My Lords, the UK keeps its visa system under regular review. Decisions on changes are always taken in the round and reflect key facets of the bilateral relationship with the country concerned. These will vary globally but often include security compliance, returns, reciprocal arrangements for UK nationals and prosperity.
My Lords, it is encouraging to hear that there is some degree of flexibility in the visa review process, especially as most other Latin American countries do not need a visa to come to the UK. The Schengen area lifted its visa requirements for Peru in 2014, which has resulted in a huge disparity in visitor numbers, with only 4,014 Peruvians coming to Britain last year compared with over 204,000 going to the Schengen countries. Does the Minister agree that the economic disadvantage to the UK in revenue from tourism alone means that there is now every good and logical reason to lift the visa requirement for Peru, especially as we plan to expand our trade and investment links with Peru after Brexit and are promoting closer links between our universities?
My Lords, a visa regime is not a barrier to trade. We have excellent trading relationships with many countries whose citizens require a visa to come to the UK such as China, India, Turkey and the UAE. All non-EEA visitors to the UK are assessed against the same immigration rules regardless of nationality and whether there is a visa requirement. The only difference is where the assessment is actually made. I can attest to the noble Baroness that our visa service is excellent: the processing time is less than eight days, and 97% of non-settlement visa applications were decided within our standard 15-working-day processing time. To return to the noble Baroness’s original Question about whether we will think again about Peru, as I have said to her, we will keep these things under regular review. I know the Foreign Secretary has had talks with Peru on trade, unveiling several infrastructure programmes that the UK is supporting.
My Lords, on an IPU visit to Peru last year the Minister for Trade and Tourism told me that the inward trade delegation from Peru to the UK was disrupted because of the visa complications at the British end, which I am afraid contradicts what the Minister has just told the House, and that does not seem to be an isolated incident. At the same time as the United States seems to be raising trade barriers and making it more complicated for us to trade, countries such as Peru are an ideal opportunity to enhance British direct trade and the visa regime is part of the difficulties that many businesses face. Given the Home Secretary’s announcement yesterday of a review, is Peru not a perfect example of a case study to be included in the Home Secretary’s review about how we could be facilitating a better regime?
I am sure my right honourable friend the Home Secretary will be considering all situations in the round. I am dismayed to hear about any visa complications that might have been experienced by the Peruvian delegation to the UK. Obviously I will not discuss single cases on the Floor of the House but if the noble Lord will give me the details then I will look into it. I know the Foreign Secretary has signed a treaty on the mutual recognition of qualifications, which will facilitate greater exchange of people and opportunities for students from both the UK and Peru. He himself has heralded a developing and intensifying relationship between the UK and Peru that will enable both countries to save endangered wildlife, help to promote the education of women and girls and build our common prosperity.

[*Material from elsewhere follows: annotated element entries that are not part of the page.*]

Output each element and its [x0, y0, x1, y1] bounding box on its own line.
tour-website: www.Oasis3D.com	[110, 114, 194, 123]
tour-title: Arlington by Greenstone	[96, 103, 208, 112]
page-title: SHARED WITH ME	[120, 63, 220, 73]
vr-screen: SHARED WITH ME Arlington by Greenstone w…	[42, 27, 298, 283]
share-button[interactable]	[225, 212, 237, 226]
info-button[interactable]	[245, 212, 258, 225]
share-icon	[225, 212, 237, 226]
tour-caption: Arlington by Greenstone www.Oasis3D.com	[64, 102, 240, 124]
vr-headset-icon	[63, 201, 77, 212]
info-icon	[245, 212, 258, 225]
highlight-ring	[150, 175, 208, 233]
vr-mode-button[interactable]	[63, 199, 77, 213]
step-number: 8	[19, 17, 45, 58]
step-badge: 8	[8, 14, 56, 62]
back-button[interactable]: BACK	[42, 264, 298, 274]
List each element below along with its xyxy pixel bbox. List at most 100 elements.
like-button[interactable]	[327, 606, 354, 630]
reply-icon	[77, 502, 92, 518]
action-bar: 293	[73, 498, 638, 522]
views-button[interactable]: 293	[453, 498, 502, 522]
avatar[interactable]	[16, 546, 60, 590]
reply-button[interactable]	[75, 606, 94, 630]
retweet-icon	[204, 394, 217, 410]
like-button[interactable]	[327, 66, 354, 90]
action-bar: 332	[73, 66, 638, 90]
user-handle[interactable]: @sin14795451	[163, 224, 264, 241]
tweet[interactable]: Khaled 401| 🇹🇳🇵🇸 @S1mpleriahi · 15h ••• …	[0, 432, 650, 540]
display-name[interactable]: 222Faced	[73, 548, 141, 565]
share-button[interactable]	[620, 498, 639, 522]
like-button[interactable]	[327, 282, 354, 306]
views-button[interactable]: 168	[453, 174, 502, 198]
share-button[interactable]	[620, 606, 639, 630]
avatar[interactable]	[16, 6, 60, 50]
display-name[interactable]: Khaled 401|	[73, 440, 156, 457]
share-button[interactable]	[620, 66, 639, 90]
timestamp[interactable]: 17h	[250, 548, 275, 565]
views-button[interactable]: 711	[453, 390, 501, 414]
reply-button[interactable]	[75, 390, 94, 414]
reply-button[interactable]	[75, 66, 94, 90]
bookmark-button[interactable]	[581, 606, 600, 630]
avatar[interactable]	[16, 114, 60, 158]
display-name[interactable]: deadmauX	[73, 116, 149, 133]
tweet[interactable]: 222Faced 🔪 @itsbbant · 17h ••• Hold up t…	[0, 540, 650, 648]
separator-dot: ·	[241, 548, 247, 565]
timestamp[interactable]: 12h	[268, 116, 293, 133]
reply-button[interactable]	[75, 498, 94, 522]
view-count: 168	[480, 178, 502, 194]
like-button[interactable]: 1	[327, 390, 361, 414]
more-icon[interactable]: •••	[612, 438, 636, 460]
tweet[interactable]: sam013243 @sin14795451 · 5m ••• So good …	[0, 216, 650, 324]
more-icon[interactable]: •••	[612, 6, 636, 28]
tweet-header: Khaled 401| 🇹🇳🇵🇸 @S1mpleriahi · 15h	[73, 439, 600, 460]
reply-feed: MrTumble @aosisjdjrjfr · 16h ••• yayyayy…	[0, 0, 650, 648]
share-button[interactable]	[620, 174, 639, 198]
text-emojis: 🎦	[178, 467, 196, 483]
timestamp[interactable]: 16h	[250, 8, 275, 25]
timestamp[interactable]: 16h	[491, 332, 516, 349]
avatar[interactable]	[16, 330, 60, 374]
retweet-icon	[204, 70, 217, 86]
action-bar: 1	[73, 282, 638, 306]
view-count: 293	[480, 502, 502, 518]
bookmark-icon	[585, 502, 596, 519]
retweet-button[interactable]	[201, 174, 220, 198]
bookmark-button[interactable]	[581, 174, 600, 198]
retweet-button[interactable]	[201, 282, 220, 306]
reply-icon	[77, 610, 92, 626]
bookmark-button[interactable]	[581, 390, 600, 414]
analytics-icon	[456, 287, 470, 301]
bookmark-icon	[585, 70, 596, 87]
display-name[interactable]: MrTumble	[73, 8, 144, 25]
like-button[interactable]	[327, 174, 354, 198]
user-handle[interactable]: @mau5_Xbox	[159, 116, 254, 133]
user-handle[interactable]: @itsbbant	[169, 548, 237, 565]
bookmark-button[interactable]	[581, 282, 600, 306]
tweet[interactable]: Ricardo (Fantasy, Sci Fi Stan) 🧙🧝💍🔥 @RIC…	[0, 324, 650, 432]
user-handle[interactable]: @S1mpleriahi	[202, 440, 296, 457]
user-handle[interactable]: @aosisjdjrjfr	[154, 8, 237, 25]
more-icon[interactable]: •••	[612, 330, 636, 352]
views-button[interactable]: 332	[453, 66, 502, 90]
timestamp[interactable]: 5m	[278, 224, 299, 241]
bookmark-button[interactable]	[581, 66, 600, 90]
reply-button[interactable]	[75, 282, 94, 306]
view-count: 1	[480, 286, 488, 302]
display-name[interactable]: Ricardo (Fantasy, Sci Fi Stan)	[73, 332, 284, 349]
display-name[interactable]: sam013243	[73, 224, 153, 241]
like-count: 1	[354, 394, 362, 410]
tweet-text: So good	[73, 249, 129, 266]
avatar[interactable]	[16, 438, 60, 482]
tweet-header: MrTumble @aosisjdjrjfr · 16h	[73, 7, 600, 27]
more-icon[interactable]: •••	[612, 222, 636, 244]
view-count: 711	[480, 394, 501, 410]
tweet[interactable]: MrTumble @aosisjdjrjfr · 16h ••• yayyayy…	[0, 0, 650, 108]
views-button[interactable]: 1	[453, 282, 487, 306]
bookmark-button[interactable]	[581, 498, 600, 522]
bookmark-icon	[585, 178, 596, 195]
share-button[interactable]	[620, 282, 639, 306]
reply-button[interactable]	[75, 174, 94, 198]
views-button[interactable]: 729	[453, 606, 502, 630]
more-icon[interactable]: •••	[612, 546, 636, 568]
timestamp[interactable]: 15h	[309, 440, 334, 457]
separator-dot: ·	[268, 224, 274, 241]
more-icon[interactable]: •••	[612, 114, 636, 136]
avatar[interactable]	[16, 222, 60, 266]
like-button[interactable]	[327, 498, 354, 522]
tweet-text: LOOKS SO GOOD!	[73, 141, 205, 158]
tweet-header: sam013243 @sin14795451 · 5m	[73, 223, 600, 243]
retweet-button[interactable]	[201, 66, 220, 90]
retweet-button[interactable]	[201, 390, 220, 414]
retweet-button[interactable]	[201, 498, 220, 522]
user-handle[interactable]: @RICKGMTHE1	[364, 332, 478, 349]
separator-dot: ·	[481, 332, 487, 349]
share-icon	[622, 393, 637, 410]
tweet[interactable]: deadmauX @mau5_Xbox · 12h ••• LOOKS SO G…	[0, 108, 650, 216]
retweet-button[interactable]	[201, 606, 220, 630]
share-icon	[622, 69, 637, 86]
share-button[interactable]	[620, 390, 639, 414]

As the Minister has raised the issue of reviewing global visa policy generally, is she aware that the visa policy for senior business visitors to this country, investing in this country or operating here, leaves very much to be desired, not just for Peru and Latin America but across the whole world? Is she particularly aware that in the case of Japan—I declare an interest as in the register on the Japanese situation—very senior Japanese investors coming here, and Japan is one of the major investors in this country, have found that since the Brexit referendum their delays at Heathrow have increased from one hour to anything up to two hours? This is madness and the reverse of what we should be doing. Could she review it and pass on the need for a review to her colleagues quickly?
I shall certainly take back what my noble friend has said—what the noble Lord, Lord Purvis, said certainly triggered alarm bells for me. I shall take back the points made by my noble friend and the noble Lord, get an answer and write to them.
My Lords, notwithstanding Peru’s lucky victory over Scotland at football last week, I support everything that the noble Baroness, Lady Coussins, said. I was astonished on a recent visit to New Zealand to find that some visitors from New Zealand, of all places, still require visas. What is the Minister doing about that?
I will personally look into that, but of course there are certain countries where visas are required. As I said to the noble Baroness—I totally understand the point that she makes—we keep these arrangements under review on a regular basis.
My Lords, can the Minister confirm that visitors from Peru and all other non-EEA countries are required to complete a landing card on arrival in the UK and present it to a Border Force officer? Can she further tell the House what the Border Force and the Government do with all the data collected?
I think the noble Lord is absolutely right about landing cards: that anyone from a non-EEA country will present a landing card. Landing cards are for statistical purposes, in the main. They are not stored in a warehouse somewhere, they are destroyed soon after.